MSNBC's Melissa Harri-sPerry: Is It All About the Ratings?
By Staff Reporter | Oct 17, 2012 03:08 PM EDT
Melissa Harris-Perry is the MSNBC host as well as an American author and political commentator and professor of political science at Tulane University. She was also the hot topic of this week’s “So What Do You Do?” column. Harris-Perr discussed how the show was created and whether ratings play a significant role.
“Having a show with your name on it makes you a brand. Who decides the direction of the show, and how do you balance the network’s desire for ratings with your own vision?
I have never once had someone from this network come to me and have a conversation about ratings, good or bad. No one. Maybe they’re talking to my executive producer, and that’s completely possible. But none of them have ever walked in here and said, “You know what? You cannot do that because of the ratings” or “Please do that more because of the ratings.” I will say that I have been completely clear, to the point of being fanatical, that my staff is not to share with me ratings information. I don’t ever want to know because, for me, the point of doing this show is not about the ratings. But I can tell when it’s not been a good weekend just by looking at the staff the next week. It’s kind of like after President Obama had that bad showing in the debates, like you just know that nobody was walking around happy in [Obama campaign quarters] OFA 2012. So, I can kind of tell if I had a week that wasn’t great because people are kind of down but, if I had a week that’s great, people are in there bouncing around.” (mediabistro.cm)
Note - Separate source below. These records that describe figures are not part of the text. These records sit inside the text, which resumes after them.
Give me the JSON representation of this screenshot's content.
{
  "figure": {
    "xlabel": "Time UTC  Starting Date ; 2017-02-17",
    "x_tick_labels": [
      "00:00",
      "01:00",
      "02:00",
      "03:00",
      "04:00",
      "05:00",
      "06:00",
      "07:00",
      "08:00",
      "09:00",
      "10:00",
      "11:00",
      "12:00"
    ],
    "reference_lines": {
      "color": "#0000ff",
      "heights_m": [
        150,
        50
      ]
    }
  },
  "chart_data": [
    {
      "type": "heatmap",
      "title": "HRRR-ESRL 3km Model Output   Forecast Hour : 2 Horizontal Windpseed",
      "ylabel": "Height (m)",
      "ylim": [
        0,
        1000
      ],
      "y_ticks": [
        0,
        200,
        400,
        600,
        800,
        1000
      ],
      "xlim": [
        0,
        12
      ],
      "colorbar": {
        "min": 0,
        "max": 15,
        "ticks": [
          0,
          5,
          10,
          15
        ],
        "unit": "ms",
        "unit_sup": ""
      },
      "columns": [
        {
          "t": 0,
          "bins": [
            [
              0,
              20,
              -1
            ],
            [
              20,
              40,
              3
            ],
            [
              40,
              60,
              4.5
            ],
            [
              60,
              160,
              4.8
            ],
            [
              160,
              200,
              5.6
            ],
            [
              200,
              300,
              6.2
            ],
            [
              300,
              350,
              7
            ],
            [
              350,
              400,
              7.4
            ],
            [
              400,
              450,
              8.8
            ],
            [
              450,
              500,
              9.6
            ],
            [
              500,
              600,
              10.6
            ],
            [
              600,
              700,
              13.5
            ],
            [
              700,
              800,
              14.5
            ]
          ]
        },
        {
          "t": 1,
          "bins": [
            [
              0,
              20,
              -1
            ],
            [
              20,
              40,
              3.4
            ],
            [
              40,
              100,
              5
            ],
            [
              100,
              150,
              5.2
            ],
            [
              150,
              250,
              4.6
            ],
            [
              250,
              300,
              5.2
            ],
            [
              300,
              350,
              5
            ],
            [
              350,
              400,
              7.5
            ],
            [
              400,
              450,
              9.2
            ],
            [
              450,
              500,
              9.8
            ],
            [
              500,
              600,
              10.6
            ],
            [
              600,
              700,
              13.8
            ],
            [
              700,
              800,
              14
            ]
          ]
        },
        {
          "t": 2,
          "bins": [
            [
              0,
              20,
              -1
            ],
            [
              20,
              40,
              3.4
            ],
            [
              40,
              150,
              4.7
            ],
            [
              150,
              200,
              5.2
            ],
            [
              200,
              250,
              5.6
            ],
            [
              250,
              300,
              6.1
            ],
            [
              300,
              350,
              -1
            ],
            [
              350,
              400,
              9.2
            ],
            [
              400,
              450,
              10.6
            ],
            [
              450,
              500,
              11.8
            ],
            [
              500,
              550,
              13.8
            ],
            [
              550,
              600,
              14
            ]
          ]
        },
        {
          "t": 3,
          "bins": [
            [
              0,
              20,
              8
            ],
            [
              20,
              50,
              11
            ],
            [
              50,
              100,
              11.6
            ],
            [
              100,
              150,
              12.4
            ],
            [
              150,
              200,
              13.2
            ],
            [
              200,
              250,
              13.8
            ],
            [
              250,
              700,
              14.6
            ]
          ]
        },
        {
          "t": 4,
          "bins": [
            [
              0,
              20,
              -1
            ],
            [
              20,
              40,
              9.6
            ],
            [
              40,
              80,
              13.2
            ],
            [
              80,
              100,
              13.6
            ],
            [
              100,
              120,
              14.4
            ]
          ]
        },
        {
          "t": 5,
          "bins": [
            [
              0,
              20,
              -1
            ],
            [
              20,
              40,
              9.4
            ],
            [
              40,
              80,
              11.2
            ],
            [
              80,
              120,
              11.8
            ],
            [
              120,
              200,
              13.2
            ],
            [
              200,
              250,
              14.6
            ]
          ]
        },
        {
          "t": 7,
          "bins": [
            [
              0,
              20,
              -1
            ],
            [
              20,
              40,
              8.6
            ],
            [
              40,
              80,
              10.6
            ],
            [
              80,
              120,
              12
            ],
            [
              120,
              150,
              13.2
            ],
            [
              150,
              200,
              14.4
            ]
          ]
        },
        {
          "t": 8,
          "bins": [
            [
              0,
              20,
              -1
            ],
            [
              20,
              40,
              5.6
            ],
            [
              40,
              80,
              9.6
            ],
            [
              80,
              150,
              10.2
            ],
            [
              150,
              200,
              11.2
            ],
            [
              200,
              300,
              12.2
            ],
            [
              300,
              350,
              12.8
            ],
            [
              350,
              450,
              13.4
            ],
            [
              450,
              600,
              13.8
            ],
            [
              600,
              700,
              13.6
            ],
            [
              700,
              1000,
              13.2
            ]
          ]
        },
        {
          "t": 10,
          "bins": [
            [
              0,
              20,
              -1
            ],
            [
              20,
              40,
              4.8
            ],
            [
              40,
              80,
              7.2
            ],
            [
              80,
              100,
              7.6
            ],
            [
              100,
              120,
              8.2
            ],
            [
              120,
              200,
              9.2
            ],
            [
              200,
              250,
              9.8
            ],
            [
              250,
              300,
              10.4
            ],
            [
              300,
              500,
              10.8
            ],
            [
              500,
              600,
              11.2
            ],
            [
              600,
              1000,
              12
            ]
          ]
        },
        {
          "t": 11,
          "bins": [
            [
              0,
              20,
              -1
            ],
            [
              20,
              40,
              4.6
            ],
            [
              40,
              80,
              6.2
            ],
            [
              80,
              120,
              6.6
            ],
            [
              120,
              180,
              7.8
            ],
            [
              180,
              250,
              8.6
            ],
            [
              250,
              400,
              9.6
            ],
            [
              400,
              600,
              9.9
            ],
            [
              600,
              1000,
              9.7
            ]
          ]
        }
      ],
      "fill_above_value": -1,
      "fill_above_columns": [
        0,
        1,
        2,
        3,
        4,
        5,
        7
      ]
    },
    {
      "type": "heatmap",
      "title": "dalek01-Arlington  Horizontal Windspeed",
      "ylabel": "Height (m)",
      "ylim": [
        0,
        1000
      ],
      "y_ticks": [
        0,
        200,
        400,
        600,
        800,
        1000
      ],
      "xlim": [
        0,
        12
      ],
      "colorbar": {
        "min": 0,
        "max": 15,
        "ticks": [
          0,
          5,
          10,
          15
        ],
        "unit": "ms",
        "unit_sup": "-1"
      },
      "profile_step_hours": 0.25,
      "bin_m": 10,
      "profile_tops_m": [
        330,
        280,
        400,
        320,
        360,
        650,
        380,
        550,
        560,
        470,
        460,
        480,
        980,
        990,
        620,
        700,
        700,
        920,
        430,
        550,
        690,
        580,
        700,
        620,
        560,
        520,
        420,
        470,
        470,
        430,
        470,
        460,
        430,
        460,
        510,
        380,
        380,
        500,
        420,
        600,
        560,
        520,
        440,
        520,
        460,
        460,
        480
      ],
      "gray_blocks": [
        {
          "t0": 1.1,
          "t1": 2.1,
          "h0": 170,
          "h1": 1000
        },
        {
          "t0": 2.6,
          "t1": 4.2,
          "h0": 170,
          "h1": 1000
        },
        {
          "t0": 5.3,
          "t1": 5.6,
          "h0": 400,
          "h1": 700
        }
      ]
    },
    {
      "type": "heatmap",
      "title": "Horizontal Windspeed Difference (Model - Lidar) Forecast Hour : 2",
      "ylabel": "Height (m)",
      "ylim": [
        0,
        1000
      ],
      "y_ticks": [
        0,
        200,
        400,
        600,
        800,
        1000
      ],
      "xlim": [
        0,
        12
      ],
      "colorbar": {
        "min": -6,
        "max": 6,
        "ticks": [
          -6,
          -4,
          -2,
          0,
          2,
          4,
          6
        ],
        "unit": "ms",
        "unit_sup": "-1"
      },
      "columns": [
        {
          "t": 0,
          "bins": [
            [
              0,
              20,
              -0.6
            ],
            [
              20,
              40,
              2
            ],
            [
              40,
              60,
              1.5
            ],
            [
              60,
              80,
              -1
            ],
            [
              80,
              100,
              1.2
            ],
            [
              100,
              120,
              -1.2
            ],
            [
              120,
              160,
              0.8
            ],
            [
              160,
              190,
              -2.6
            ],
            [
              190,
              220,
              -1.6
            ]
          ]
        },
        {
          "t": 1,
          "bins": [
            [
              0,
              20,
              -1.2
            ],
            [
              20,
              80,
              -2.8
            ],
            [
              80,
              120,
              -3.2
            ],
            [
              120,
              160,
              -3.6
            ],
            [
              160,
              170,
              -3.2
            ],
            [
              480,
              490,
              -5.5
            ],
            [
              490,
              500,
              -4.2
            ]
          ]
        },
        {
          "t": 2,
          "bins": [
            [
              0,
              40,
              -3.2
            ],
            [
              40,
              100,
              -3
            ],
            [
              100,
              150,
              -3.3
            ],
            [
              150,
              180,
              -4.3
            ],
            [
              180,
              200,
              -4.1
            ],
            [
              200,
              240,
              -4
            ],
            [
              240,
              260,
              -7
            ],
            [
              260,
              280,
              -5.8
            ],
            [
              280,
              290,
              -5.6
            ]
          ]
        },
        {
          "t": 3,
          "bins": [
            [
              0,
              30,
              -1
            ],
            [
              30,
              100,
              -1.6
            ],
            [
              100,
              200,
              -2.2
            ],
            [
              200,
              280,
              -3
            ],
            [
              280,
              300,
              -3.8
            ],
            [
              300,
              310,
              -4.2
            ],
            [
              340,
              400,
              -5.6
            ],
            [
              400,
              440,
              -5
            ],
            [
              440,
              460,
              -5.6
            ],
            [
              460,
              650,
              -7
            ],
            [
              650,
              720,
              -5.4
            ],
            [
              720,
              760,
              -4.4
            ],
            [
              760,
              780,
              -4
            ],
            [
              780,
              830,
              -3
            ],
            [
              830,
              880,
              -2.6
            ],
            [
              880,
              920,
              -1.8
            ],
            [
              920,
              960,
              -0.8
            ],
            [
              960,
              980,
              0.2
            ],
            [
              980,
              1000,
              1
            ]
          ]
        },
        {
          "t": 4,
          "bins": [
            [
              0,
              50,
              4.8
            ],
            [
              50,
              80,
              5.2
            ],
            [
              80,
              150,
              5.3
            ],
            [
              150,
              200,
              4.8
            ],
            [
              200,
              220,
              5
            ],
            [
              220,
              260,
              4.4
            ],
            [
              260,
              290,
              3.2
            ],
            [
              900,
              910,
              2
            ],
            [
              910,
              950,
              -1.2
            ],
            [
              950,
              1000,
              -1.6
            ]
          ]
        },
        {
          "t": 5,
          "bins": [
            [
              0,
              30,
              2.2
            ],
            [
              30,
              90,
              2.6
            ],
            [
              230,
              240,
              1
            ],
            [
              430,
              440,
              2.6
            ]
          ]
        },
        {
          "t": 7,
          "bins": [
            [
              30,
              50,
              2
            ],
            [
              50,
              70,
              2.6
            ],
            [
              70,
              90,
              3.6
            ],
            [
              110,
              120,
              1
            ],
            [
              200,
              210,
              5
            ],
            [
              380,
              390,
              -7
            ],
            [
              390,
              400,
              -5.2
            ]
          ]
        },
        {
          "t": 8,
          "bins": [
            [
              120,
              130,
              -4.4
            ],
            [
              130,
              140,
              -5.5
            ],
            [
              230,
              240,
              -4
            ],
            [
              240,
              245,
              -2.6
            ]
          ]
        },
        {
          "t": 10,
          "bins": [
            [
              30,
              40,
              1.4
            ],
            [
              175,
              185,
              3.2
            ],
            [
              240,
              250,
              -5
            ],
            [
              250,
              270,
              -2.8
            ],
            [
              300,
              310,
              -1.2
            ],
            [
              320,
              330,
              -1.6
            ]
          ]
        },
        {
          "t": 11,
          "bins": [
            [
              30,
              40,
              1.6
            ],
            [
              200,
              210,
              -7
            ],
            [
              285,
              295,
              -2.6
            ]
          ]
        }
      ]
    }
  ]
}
Harris-Perry has been concerned with issues of race and gender and the intersection at which subjects converge. Harris-Perry has always been acquainted with sophistication and eloquence in expressing heated, controversial topics and maintaining her poise. She is a woman who speaks her mind with honesty and grace. For example, when she appeared on Democracy Now! She articulated herself with refinement:
What's she's trying to do there is to make a claim towards bringing in Black women into a coalition around questions of gender, and asking us to ignore the ways that race and gender intersect...I think that ignores an entire history of White women that have in fact been in the White House. They've been there as an attachment to White male patriarchal power. It's the same way that Hillary Clinton is now making a claim towards experience. It's not her experience. It's her experience married to, connected to, climbing up on male patriarchy. These are exactly the ways in which this system actually silences questions of gender that are more complicated than simply putting White women in positions of power, and then claiming that women's issues are cared for.
Harris-Perry has brought focus on intersectionality, the pressing need for multi-vocality and law, politics and society as well as the necessity of problematizing categories and essentialist knowledge.